À quelques pas, M. de Morais l’imite et reste silencieux, n’a-t-elle pas dit qu’elle n’est pas venue ici pour soutenir une conversation. De l’autre côté, les rails des chars disparaissent, on ne voit que le remblai tout couvert de bois verdoyants à cette époque, le fleuve est dans sa partie la plus étroite, la marée monte, le soleil chauffe. Au-dessus de leurs têtes le velum du ciel d’un bleu transparent avec des flocons blancs qui s’enroulent et se déroulent emportés par un souffle tiède ; en face les eaux calmes du fleuve dans lesquelles le bleu du firmament semble se refléter ; des taches sombres, l’ombre des arbres se profilant tremblante à cause de la brise qui imprime aux branches de légers mouvements, un calme imposant qui donne l’illusion de la solitude.

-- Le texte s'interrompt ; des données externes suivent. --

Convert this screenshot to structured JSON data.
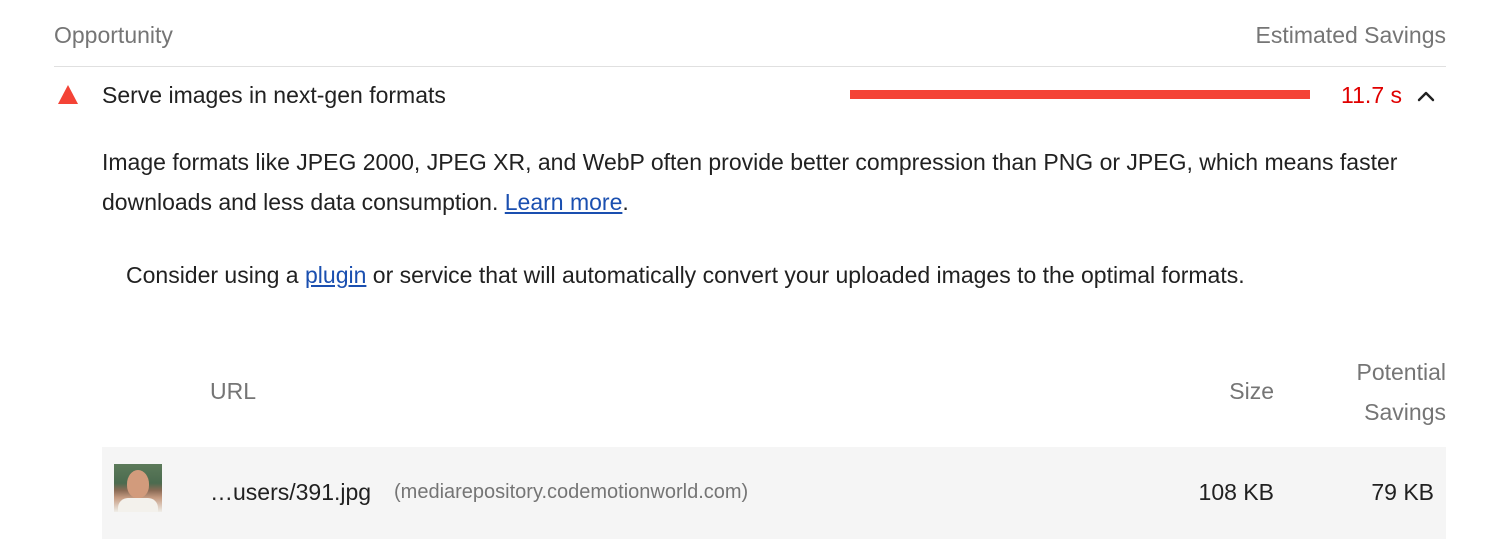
{
  "header": {
    "opportunity_label": "Opportunity",
    "savings_label": "Estimated Savings"
  },
  "audit": {
    "status_icon": "fail-triangle-icon",
    "status_color": "#f44336",
    "title": "Serve images in next-gen formats",
    "savings_value": "11.7 s",
    "savings_bar_fraction": 1.0,
    "expand_icon": "chevron-up-icon"
  },
  "description": {
    "text": "Image formats like JPEG 2000, JPEG XR, and WebP often provide better compression than PNG or JPEG, which means faster downloads and less data consumption.",
    "link_text": "Learn more",
    "trailing": "."
  },
  "stack_pack": {
    "prefix": "Consider using a",
    "link_text": "plugin",
    "suffix": "or service that will automatically convert your uploaded images to the optimal formats."
  },
  "table": {
    "headers": {
      "url": "URL",
      "size": "Size",
      "savings_line1": "Potential",
      "savings_line2": "Savings"
    },
    "rows": [
      {
        "thumbnail": "user-photo-thumbnail",
        "url": "…users/391.jpg",
        "host": "(mediarepository.codemotionworld.com)",
        "size": "108 KB",
        "savings": "79 KB"
      }
    ]
  }
}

La main gauche de Pierrette s’enfonce dans le sable ; toute la lumière du jour joue sur ses doigts qui s’écartent et entre lesquels glissent les grains doux et brillants. Guy de Morais remarque sur la montre de la jeune fille une petite photographie placée au centre de la vitre.

— Votre fiancé ? Mademoiselle, questionne-t-il ?

Elle tend le bras dans sa direction ; le jeune homme saisit la main et approche la minitiature qu’il étudie attentivement.

— Et vous l’aimez cet homme-là ?… Mademoiselle !

Il regarde Pierrette avec insistance.

Elle sursaute, retire sa main, et fronce imperceptiblement les sourcils en répondant :

— Bien sûr, Monsieur, puisque je le marierai.

Aussitôt la jeune fille se détourne et recommence son jeu machinal ; elle semble beaucoup s’intéresser à voir couler le sable, qui reprend sa place première.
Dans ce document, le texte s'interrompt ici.